La sécurité sociale est rapidement adoptée après la Libération : en moins de quatre mois, les bases légales sont posées. Il s’agit là de l’héritage de la crise des années trente et du taux de chômage important qui y est associé et qui a eu un effet déstabilisateur. Nombreux sont ceux à être convaincus qu’après la guerre, il faut œuvrer à une protection sociale plus adéquate.

Pour les socialistes, la sécurité sociale est une priorité absolue. Introduire des réformes sociales concrètes, perceptibles, fait partie de l’ADN de la social-démocratie belge. Ce qui joue également un rôle après la Libération, c’est la position de force très marquée du mouvement ouvrier à gauche de la social-démocratie, en l’occurrence le Parti communiste de Belgique. Une réforme d’importance telle l’adoption de la sécurité sociale peut renforcer la position politique concurrentielle du mouvement socialiste mise à mal par la guerre. Le socialiste Achille Van Acker (1898-1975) occupe une position clé en tant que ministre du Travail et de la Prévoyance sociale qui doit mettre en œuvre la législation. Comme le gouvernement dispose des pouvoirs spéciaux, il peut passer outre le Parlement (et l’opposition potentielle), ce qui facilite et raccourcit le processus décisionnel.
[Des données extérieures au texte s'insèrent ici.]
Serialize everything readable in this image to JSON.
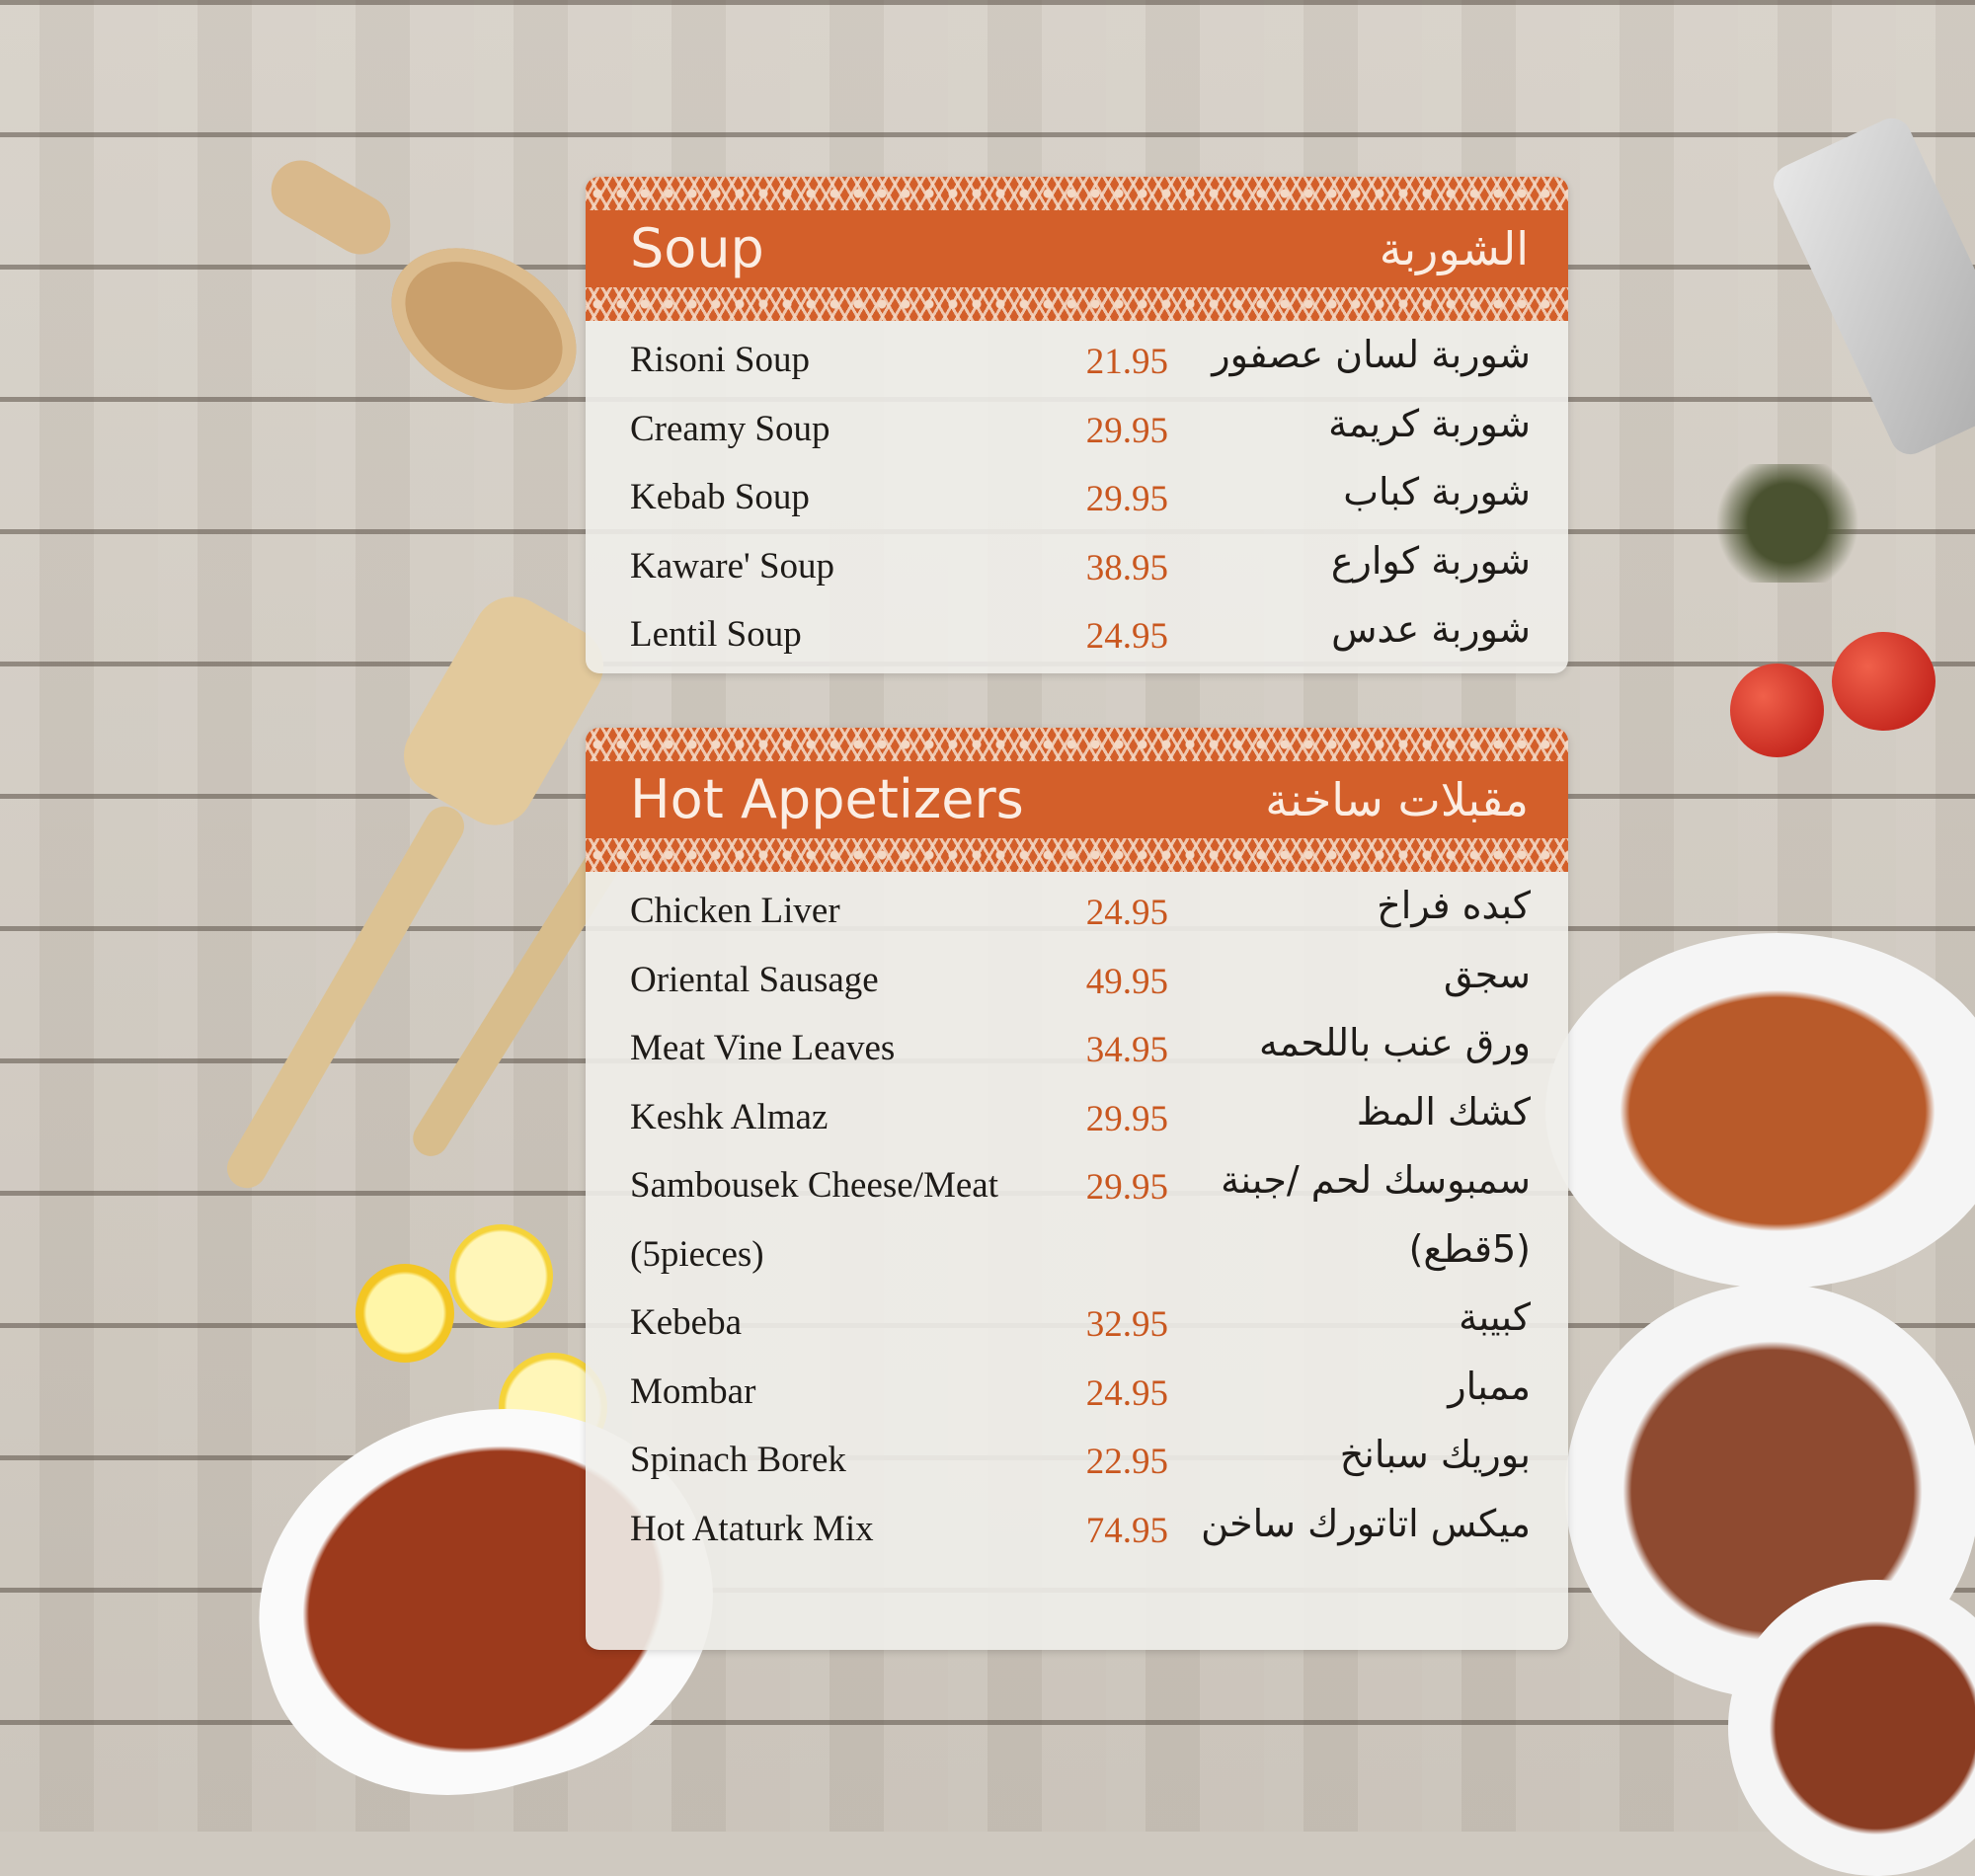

En outre, un projet avec les détails techniques nécessaires pour l’établissement d’une sécurité sociale dans le cadre du Pacte social a été adopté dans la clandestinité en avril 1944. Le pacte a été négocié par une partie des dirigeants d’avant-guerre issus du monde patronal et du mouvement ouvrier ainsi que des hauts fonctionnaires comme Henri Fuss (1882-1964). Après la Libération, il est désigné à la tête de l’administration du Travail et de la Prévoyance sociale. C’est Fuss qui tient la plume lors de la rédaction de l’arrêté-loi. Il est en contact direct avec les négociateurs du Pacte social. Le Pacte social n’est cependant pas porté par tous. L’aile conservatrice du patronat est en effet hostile à un système public qui échappe à son contrôle et augmente les coûts salariaux. La position stratégique de Fuss, le relatif consensus et le travail préalable réalisé pour le Pacte social conjugué à l’utilisation des pouvoirs spéciaux permettent de couper court à des oppositions éventuelles et de mettre rapidement en œuvre le nouveau système.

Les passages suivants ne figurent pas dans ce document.